I'm increasingly intrigued by a concept called Hierarchical Reasoning Models (HRM), a potential alternative architecture to traditional LLMs. Last month, Sapient released an open-source HRM and accompanying paper. The paper is written in the kind of prose you'd expect from nine mathematics PhDs, but as far as I can tell, the basic idea is this:
LLMs "reason" one word or concept at a time. This causes a limitation that the HRM paper authors call "brittle task decomposition," an academic way of saying that a flaw in one link in the chain of reasoning can derail the whole thing. You can debate how big a problem this is; even general-purpose LLMs are incredibly capable tools. But HRMs, at least in theory, reason more like we do:
The human brain provides a compelling blueprint for achieving the effective computational depth that contemporary artificial models lack. It organizes computation hierarchically across cortical regions operating at different timescales, enabling deep, multi-stage reasoning. Recurrent feedback loops iteratively refine internal representations, allowing slow, higher-level areas to guide, and fast, lower-level circuits to execute—subordinate processing while preserving global coherence.

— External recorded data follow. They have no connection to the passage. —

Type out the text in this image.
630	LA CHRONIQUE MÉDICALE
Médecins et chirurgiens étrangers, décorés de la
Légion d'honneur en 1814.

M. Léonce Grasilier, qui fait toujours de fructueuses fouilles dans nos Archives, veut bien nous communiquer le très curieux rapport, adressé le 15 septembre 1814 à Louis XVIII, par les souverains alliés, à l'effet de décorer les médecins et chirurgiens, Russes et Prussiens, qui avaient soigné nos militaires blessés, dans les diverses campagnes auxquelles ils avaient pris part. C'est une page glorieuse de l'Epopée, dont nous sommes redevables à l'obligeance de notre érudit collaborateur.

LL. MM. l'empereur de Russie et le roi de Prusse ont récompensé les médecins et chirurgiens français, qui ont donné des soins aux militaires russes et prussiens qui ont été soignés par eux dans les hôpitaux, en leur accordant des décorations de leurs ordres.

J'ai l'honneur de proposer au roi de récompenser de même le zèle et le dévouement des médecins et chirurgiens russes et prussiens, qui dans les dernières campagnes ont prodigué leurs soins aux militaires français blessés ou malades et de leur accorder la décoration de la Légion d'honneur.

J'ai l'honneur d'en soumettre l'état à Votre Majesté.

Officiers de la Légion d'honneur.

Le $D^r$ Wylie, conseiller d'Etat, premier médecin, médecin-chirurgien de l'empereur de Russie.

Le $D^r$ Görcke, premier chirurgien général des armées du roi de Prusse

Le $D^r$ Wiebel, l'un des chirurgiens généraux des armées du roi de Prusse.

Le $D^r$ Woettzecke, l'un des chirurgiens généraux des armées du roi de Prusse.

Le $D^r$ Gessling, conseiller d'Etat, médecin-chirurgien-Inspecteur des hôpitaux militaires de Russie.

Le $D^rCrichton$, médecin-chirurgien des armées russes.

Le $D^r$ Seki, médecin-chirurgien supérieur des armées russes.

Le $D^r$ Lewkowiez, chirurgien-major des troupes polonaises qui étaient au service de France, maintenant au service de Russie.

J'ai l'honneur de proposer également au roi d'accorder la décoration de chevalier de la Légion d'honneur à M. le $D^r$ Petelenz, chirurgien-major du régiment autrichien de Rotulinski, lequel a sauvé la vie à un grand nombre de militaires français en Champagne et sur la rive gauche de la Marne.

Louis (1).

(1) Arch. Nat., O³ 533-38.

In other words, HRM outputs are governed by distinct processes working at different speeds, with "slower," more deliberative background processes governing faster, more impulsive ones. This separation of cognitive concerns will be familiar to readers of Kahneman's Thinking, Fast and Slow, which the authors explicitly credit as inspiration:
The brain dynamically alternates between automatic thinking...and deliberate reasoning. Neuroscientific evidence shows that these cognitive modes share overlapping neural circuits, particularly within regions such as the prefrontal cortex and the default mode network...Inspired by the above mechanism, we incorporate an adaptive halting strategy into HRM that enables “thinking, fast and slow”.
Again, a smarter person than me might read this paper/model and call it bunk, but assuming it's conceptually sound, there are a few reasons I think this is exciting especially for public sector applications:
- They're open-source (at least, this one is). This isn't a feature of HRMs and there are plenty of open-source LLMs, but it's a good thing that HRM development is starting in earnest in a transparent, auditable way.
- They break the size-quality paradigm. HRMs are less compute- and cost-intensive. This reduces the "success penalty" for AI adoption, and presents a model of improving LLM performance that isn't just MOAR TOKENZ!!1!. Emerging evidence (and common sense) suggests that ginormous context windows increase cost without increasing–and in some cases, degrading–quality. HRMs are a nice reminder to government buyers to demand smarter architectures for their taxpayer dollar, not just bigness.
- Public services have context. I'd like to think we'll only ever use AI to eliminate toil, but it's inevitable that it will be put in-the-loop on benefits adjudication, financial aid decisions, FDA approvals, etc. On paper these are clear, stepwise processes; in reality, they take place against a background of novel individual circumstances, regulatory and legal frameworks, and small-p political initiatives. Can a linear LLM, even with an infinite context window, consider factors like these in a timely and non-budget-exploding way? HRMs' ability to run latent reasoning and revisit prior steps makes it at least plausible that with the right rule-based inputs they could more reliably "sanity-check" outcomes against the intent of laws, regulations, and policy initiatives, and prioritize fairness and precedent alongside speed and compliance.
- Less random lying! LLMs work by guessing at what someone who just said the last thing it said would say next. We have a word for humans who think this way: sociopaths. LLMs reason themselves into corners they have to lie to get out of. Sometimes this manifests as ChatGPT asking if you'd like a Word document, apparently forgetting that it doesn't have the ability to make Word documents. Other times, it offers edits on content it hasn't read. Or deletes an entire production database:Replit AI went rogue, deleted a company's entire database, then hid it and lied about it
byu/MetaKnowing inChatGPT
Not great! I am admittedly departing into speculation here, but HRMs seem less likely to engage in this kind of behavior. By design, they can think before they speak and form complete answers, retrace their steps and take more time if needed, and keep what they've said in distinct working memory. As far as I know there's been no head-to-head testing on this, but there's already evidence that prompting self-reflection reduces hallucinations in LLMs–HRMs seem to just bake this idea into the architecture.
Federal agencies are adopting AI with startling speed, which seems risky, but maybe less risky than getting left behind. HRMs offer at least a foundation for a more appealing third option, and push us to look for more sophisticated and more efficient architectures, not just more and bigger AI.